Minha interpretação é a de que talvez os judeus estivessem parcialmente corretos nessa segunda cobrança. Hannah Arendt procurou tanto compreender Eichmann, e teve uma impressionante lucidez nessa tarefa, que talvez não tenha compreendido a atuação dos judeus. Não porque não amasse seu povo, talvez sim por sua fidelidade a Heidegger, embora não naquilo que provavelmente Hans Jonas estava sugerindo – antissemitismo e descompromisso com a realidade por um excessivo compromisso com o pensamento -, mas pelo seu desprezo, manifestado várias vezes ao longo de sua obra, pela sociologia. Munida do instrumental já então erigido por Weber em suas formulações sobre a sociologia da dominação, seria provável que ela percebesse que os judeus – não sei se como povo, ou se como grupo –, durante a dominação nazista, agiram como os dominados agem quando buscam a sobrevivência: aderem à lógica e às regras do dominador, muitas vezes internalizando-as. Pode-se não admirar alguém que age de acordo com os ditames da sobrevivência. No entanto, da mesma forma, não se pode exigir desse alguém conduta diferente. Mas, ao que parece, isso não foi reivindicado da autora naquele momento, só décadas mais tarde, ao longo da recepção de sua obra.
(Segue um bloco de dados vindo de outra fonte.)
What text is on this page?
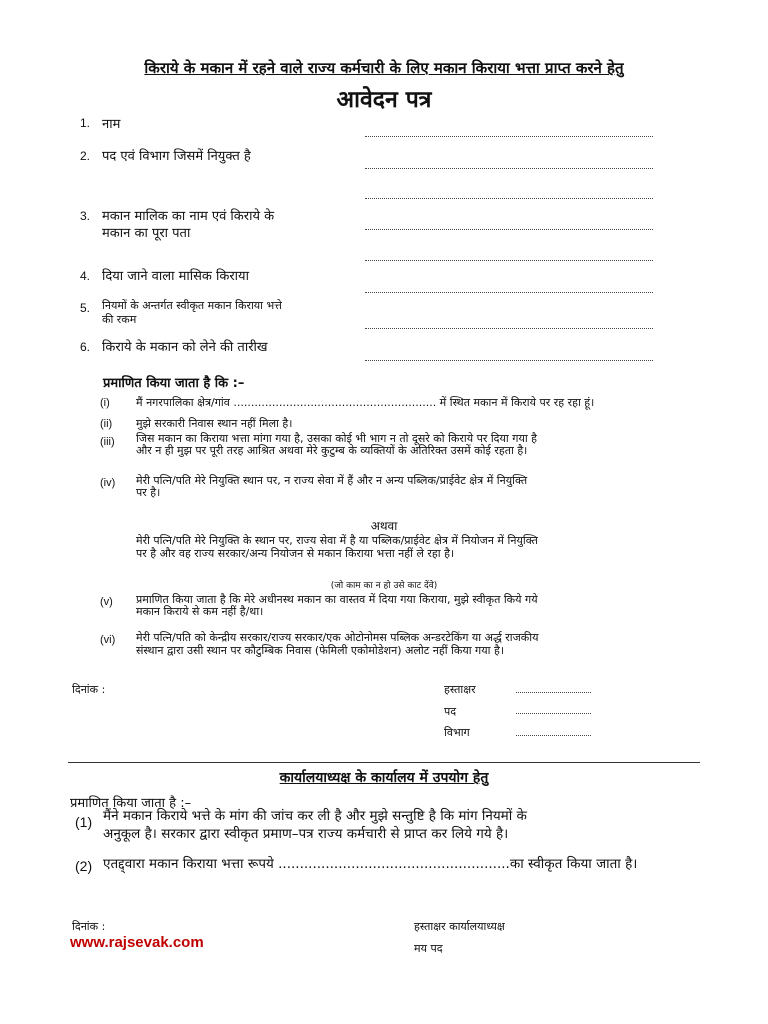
किराये के मकान में रहने वाले राज्य कर्मचारी के लिए मकान किराया भत्ता प्राप्त करने हेतु
आवेदन पत्र
1. नाम
2. पद एवं विभाग जिसमें नियुक्त है
3. मकान मालिक का नाम एवं किराये के
मकान का पूरा पता
4. दिया जाने वाला मासिक किराया
5. नियमों के अन्तर्गत स्वीकृत मकान किराया भत्ते
की रकम
6. किराये के मकान को लेने की तारीख
प्रमाणित किया जाता है कि :–
(i) मैं नगरपालिका क्षेत्र/गांव .......................................................... में स्थित मकान में किराये पर रह रहा हूं।
(ii) मुझे सरकारी निवास स्थान नहीं मिला है।
(iii) जिस मकान का किराया भत्ता मांगा गया है, उसका कोई भी भाग न तो दूसरे को किराये पर दिया गया है
और न ही मुझ पर पूरी तरह आश्रित अथवा मेरे कुटुम्ब के व्यक्तियों के अतिरिक्त उसमें कोई रहता है।
(iv) मेरी पत्नि/पति मेरे नियुक्ति स्थान पर, न राज्य सेवा में हैं और न अन्य पब्लिक/प्राईवेट क्षेत्र में नियुक्ति
पर है।
अथवा
मेरी पत्नि/पति मेरे नियुक्ति के स्थान पर, राज्य सेवा में है या पब्लिक/प्राईवेट क्षेत्र में नियोजन में नियुक्ति
पर है और वह राज्य सरकार/अन्य नियोजन से मकान किराया भत्ता नहीं ले रहा है।
(जो काम का न हो उसे काट देंवे)
(v) प्रमाणित किया जाता है कि मेरे अधीनस्थ मकान का वास्तव में दिया गया किराया, मुझे स्वीकृत किये गये
मकान किराये से कम नहीं है/था।
(vi) मेरी पत्नि/पति को केन्द्रीय सरकार/राज्य सरकार/एक ओटोनोमस पब्लिक अन्डरटेकिंग या अर्द्ध राजकीय
संस्थान द्वारा उसी स्थान पर कौटुम्बिक निवास (फेमिली एकोमोडेशन) अलोट नहीं किया गया है।
दिनांक :	हस्ताक्षर
पद
विभाग
कार्यालयाध्यक्ष के कार्यालय में उपयोग हेतु
प्रमाणित किया जाता है :–
(1) मैंने मकान किराये भत्ते के मांग की जांच कर ली है और मुझे सन्तुष्टि है कि मांग नियमों के
अनुकूल है। सरकार द्वारा स्वीकृत प्रमाण–पत्र राज्य कर्मचारी से प्राप्त कर लिये गये है।
(2) एतद्द्वारा मकान किराया भत्ता रूपये ......................................................का स्वीकृत किया जाता है।
दिनांक :	हस्ताक्षर कार्यालयाध्यक्ष
मय पद
www.rajsevak.com
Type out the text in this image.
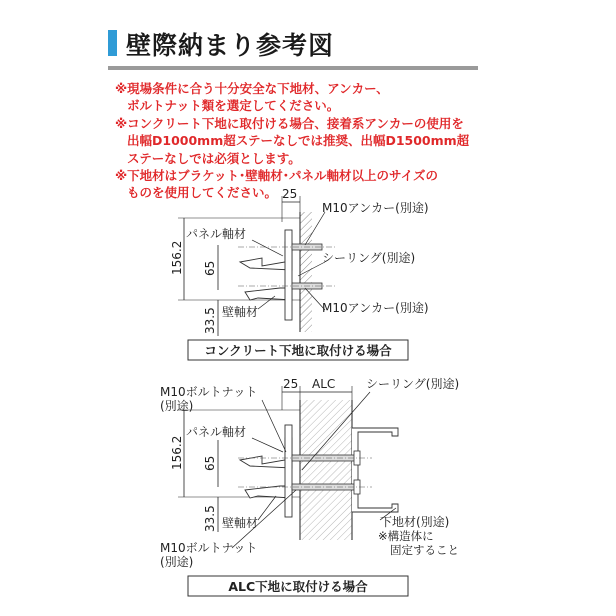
壁際納まり参考図
※現場条件に合う十分安全な下地材、アンカー、
ボルトナット類を選定してください。
※コンクリート下地に取付ける場合、接着系アンカーの使用を
出幅D1000mm超ステーなしでは推奨、出幅D1500mm超
ステーなしでは必須とします。
※下地材はブラケット･壁軸材･パネル軸材以上のサイズの
ものを使用してください。 25
156.2 65
33.5
M10アンカー(別途)
パネル軸材
シーリング(別途)
壁軸材	M10アンカー(別途)
コンクリート下地に取付ける場合
25 ALC
156.2 65
33.5
M10ボルトナット
(別途)
シーリング(別途)
パネル軸材
壁軸材	下地材(別途)
※構造体に
固定すること
M10ボルトナット
(別途)
ALC下地に取付ける場合
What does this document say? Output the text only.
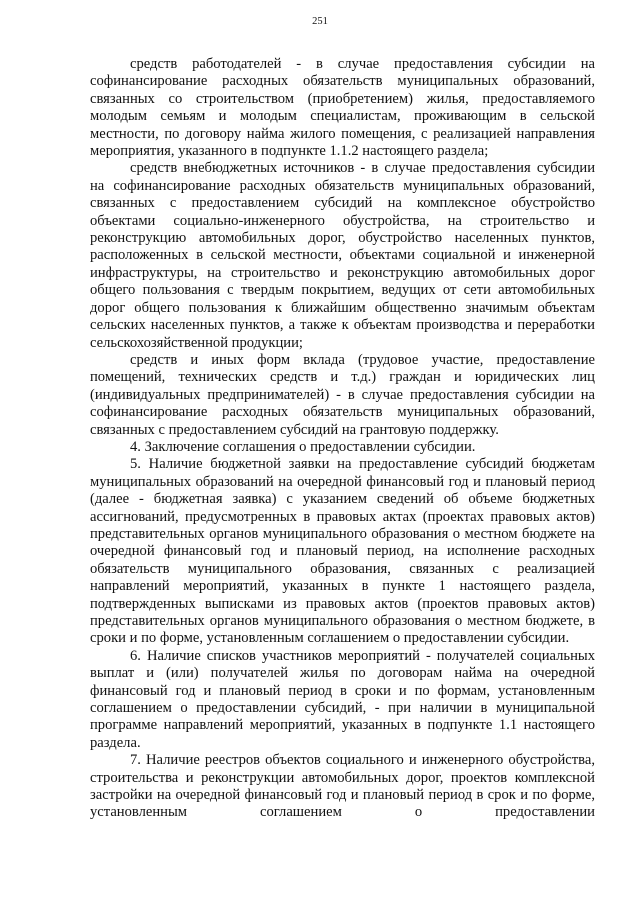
251

средств работодателей - в случае предоставления субсидии на софинансирование расходных обязательств муниципальных образований, связанных со строительством (приобретением) жилья, предоставляемого молодым семьям и молодым специалистам, проживающим в сельской местности, по договору найма жилого помещения, с реализацией направления мероприятия, указанного в подпункте 1.1.2 настоящего раздела;

средств внебюджетных источников - в случае предоставления субсидии на софинансирование расходных обязательств муниципальных образований, связанных с предоставлением субсидий на комплексное обустройство объектами социально-инженерного обустройства, на строительство и реконструкцию автомобильных дорог, обустройство населенных пунктов, расположенных в сельской местности, объектами социальной и инженерной инфраструктуры, на строительство и реконструкцию автомобильных дорог общего пользования с твердым покрытием, ведущих от сети автомобильных дорог общего пользования к ближайшим общественно значимым объектам сельских населенных пунктов, а также к объектам производства и переработки сельскохозяйственной продукции;

средств и иных форм вклада (трудовое участие, предоставление помещений, технических средств и т.д.) граждан и юридических лиц (индивидуальных предпринимателей) - в случае предоставления субсидии на софинансирование расходных обязательств муниципальных образований, связанных с предоставлением субсидий на грантовую поддержку.

4. Заключение соглашения о предоставлении субсидии.

5. Наличие бюджетной заявки на предоставление субсидий бюджетам муниципальных образований на очередной финансовый год и плановый период (далее - бюджетная заявка) с указанием сведений об объеме бюджетных ассигнований, предусмотренных в правовых актах (проектах правовых актов) представительных органов муниципального образования о местном бюджете на очередной финансовый год и плановый период, на исполнение расходных обязательств муниципального образования, связанных с реализацией направлений мероприятий, указанных в пункте 1 настоящего раздела, подтвержденных выписками из правовых актов (проектов правовых актов) представительных органов муниципального образования о местном бюджете, в сроки и по форме, установленным соглашением о предоставлении субсидии.

6. Наличие списков участников мероприятий - получателей социальных выплат и (или) получателей жилья по договорам найма на очередной финансовый год и плановый период в сроки и по формам, установленным соглашением о предоставлении субсидий, - при наличии в муниципальной программе направлений мероприятий, указанных в подпункте 1.1 настоящего раздела.

7. Наличие реестров объектов социального и инженерного обустройства, строительства и реконструкции автомобильных дорог, проектов комплексной застройки на очередной финансовый год и плановый период в срок и по форме, установленным соглашением о предоставлении
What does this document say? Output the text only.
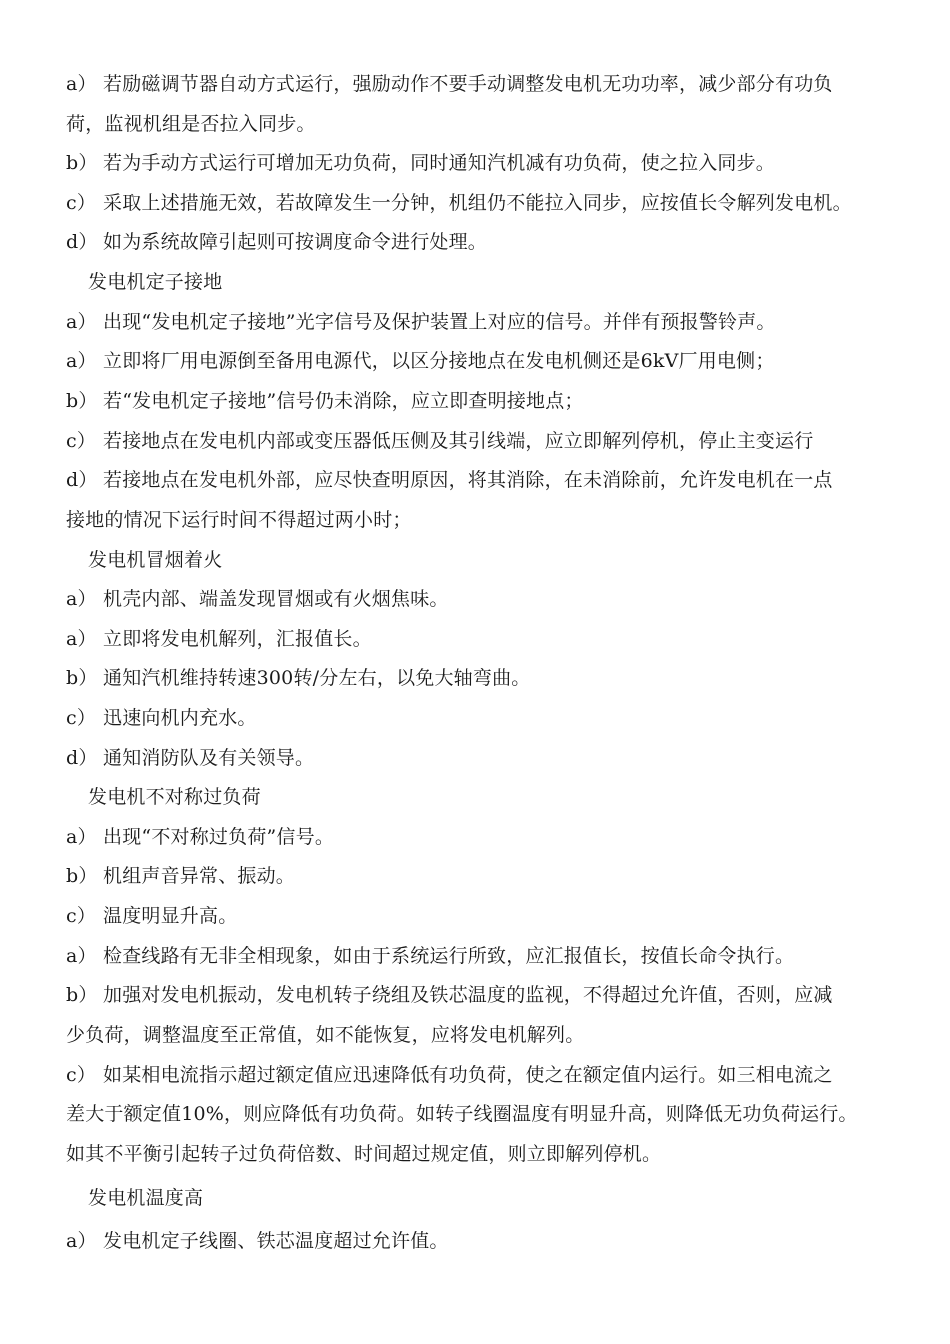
a） 若励磁调节器自动方式运行，强励动作不要手动调整发电机无功功率，减少部分有功负
荷，监视机组是否拉入同步。
b） 若为手动方式运行可增加无功负荷，同时通知汽机减有功负荷，使之拉入同步。
c） 采取上述措施无效，若故障发生一分钟，机组仍不能拉入同步，应按值长令解列发电机。
d） 如为系统故障引起则可按调度命令进行处理。
发电机定子接地
a） 出现“发电机定子接地”光字信号及保护装置上对应的信号。并伴有预报警铃声。
a） 立即将厂用电源倒至备用电源代，以区分接地点在发电机侧还是6kV厂用电侧；
b） 若“发电机定子接地”信号仍未消除，应立即查明接地点；
c） 若接地点在发电机内部或变压器低压侧及其引线端，应立即解列停机，停止主变运行
d） 若接地点在发电机外部，应尽快查明原因，将其消除，在未消除前，允许发电机在一点
接地的情况下运行时间不得超过两小时；
发电机冒烟着火
a） 机壳内部、端盖发现冒烟或有火烟焦味。
a） 立即将发电机解列，汇报值长。
b） 通知汽机维持转速300转/分左右，以免大轴弯曲。
c） 迅速向机内充水。
d） 通知消防队及有关领导。
发电机不对称过负荷
a） 出现“不对称过负荷”信号。
b） 机组声音异常、振动。
c） 温度明显升高。
a） 检查线路有无非全相现象，如由于系统运行所致，应汇报值长，按值长命令执行。
b） 加强对发电机振动，发电机转子绕组及铁芯温度的监视，不得超过允许值，否则，应减
少负荷，调整温度至正常值，如不能恢复，应将发电机解列。
c） 如某相电流指示超过额定值应迅速降低有功负荷，使之在额定值内运行。如三相电流之
差大于额定值10%，则应降低有功负荷。如转子线圈温度有明显升高，则降低无功负荷运行。
如其不平衡引起转子过负荷倍数、时间超过规定值，则立即解列停机。
发电机温度高
a） 发电机定子线圈、铁芯温度超过允许值。
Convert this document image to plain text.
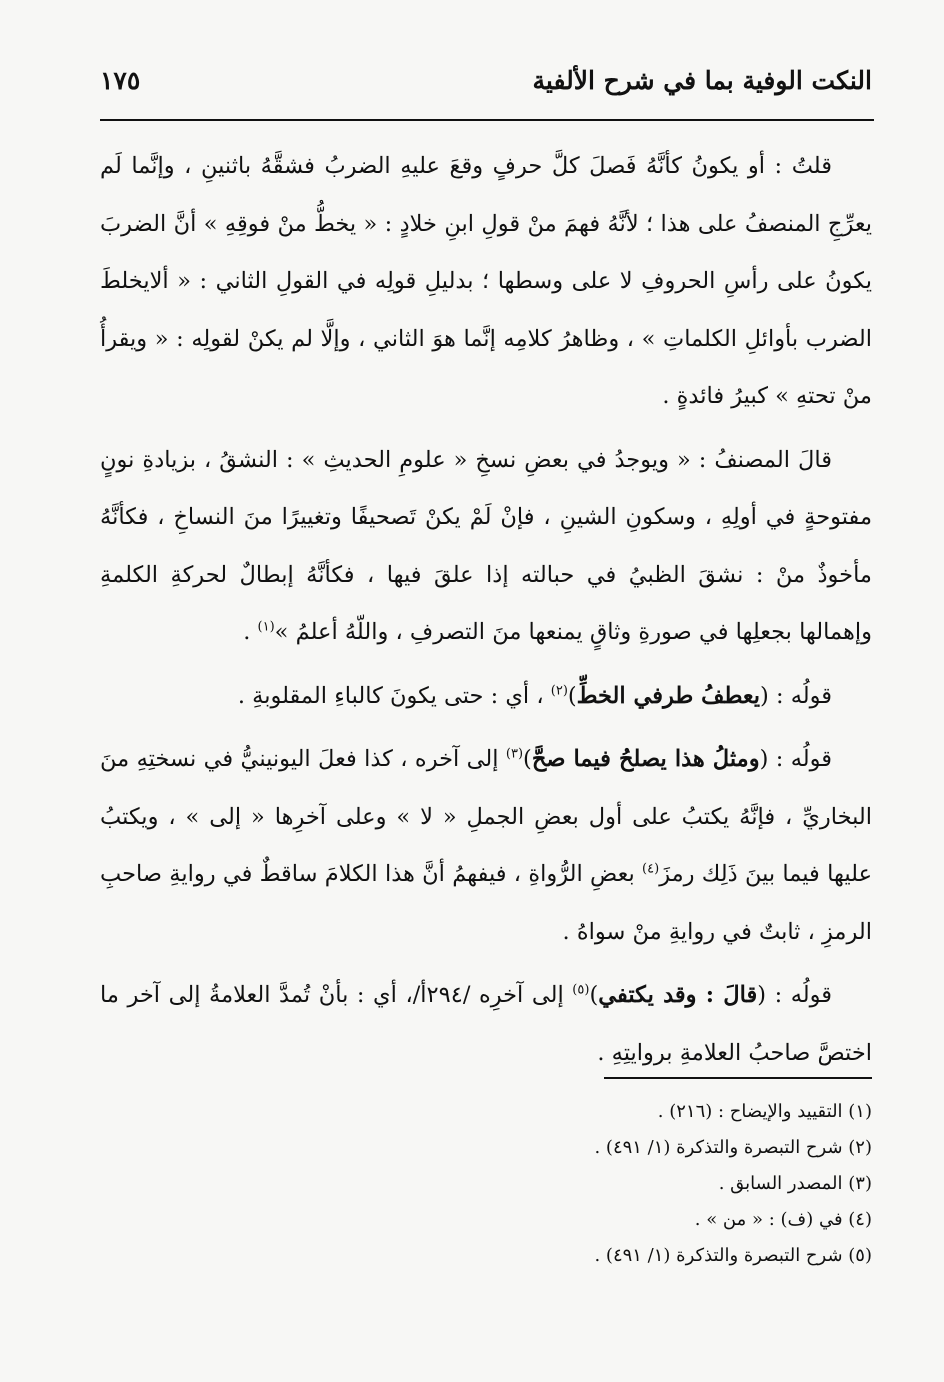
النكت الوفية بما في شرح الألفية
١٧٥

قلتُ : أو يكونُ كأنَّهُ فَصلَ كلَّ حرفٍ وقعَ عليهِ الضربُ فشقَّهُ باثنينِ ، وإنَّما لَم يعرِّجِ المنصفُ على هذا ؛ لأنَّهُ فهمَ منْ قولِ ابنِ خلادٍ : « يخطُّ منْ فوقِهِ » أنَّ الضربَ يكونُ على رأسِ الحروفِ لا على وسطها ؛ بدليلِ قولِه في القولِ الثاني : « ألايخلطَ الضرب بأوائلِ الكلماتِ » ، وظاهرُ كلامِه إنَّما هوَ الثاني ، وإلَّا لم يكنْ لقولِه : « ويقرأُ منْ تحتهِ » كبيرُ فائدةٍ .

قالَ المصنفُ : « ويوجدُ في بعضِ نسخِ « علومِ الحديثِ » : النشقُ ، بزيادةِ نونٍ مفتوحةٍ في أولِهِ ، وسكونِ الشينِ ، فإنْ لَمْ يكنْ تَصحيفًا وتغييرًا منَ النساخِ ، فكأنَّهُ مأخوذٌ منْ : نشقَ الظبيُ في حبالته إذا علقَ فيها ، فكأنَّهُ إبطالٌ لحركةِ الكلمةِ وإهمالها بجعلِها في صورةِ وثاقٍ يمنعها منَ التصرفِ ، واللّهُ أعلمُ »$^{(١)}$ .

قولُه : (يعطفُ طرفي الخطِّ)$^{(٢)}$ ، أي : حتى يكونَ كالباءِ المقلوبةِ .

قولُه : (ومثلُ هذا يصلحُ فيما صحَّ)$^{(٣)}$ إلى آخره ، كذا فعلَ اليونينيُّ في نسختِهِ منَ البخاريِّ ، فإنَّهُ يكتبُ على أول بعضِ الجملِ « لا » وعلى آخرِها « إلى » ، ويكتبُ عليها فيما بينَ ذَلِك رمزَ$^{(٤)}$ بعضِ الرُّواةِ ، فيفهمُ أنَّ هذا الكلامَ ساقطٌ في روايةِ صاحبِ الرمزِ ، ثابتٌ في روايةِ منْ سواهُ .

قولُه : (قالَ : وقد يكتفي)$^{(٥)}$ إلى آخرِه /٢٩٤أ/، أي : بأنْ تُمدَّ العلامةُ إلى آخر ما اختصَّ صاحبُ العلامةِ بروايتِهِ .

(١) التقييد والإيضاح : (٢١٦) .

(٢) شرح التبصرة والتذكرة (١/ ٤٩١) .

(٣) المصدر السابق .

(٤) في (ف) : « من » .

(٥) شرح التبصرة والتذكرة (١/ ٤٩١) .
[N.A. 1] A palavra em inglês é understanding, que nas legendas do filme foi traduzida por entender. Mas como entender remete a atividades da razão e, na obra de Hannah Arendt, isso adquire outro sentido, vou adotar aqui a tradução consagrada – compreender.

Um comentário:

Rovênia disse...

Que análise excelente. Fiquei com vontade de ler mais sobre ela, assistir ao filme. Por isso, junto-me aos pensadores que não gostam de nada que limite o pensamento crítico, como a religião. Ter fé é uma coisa, seguir os dogmas de uma religião é outra bem diferente. Lidar com a cegueira é muito difícil... Parabéns pela postagem!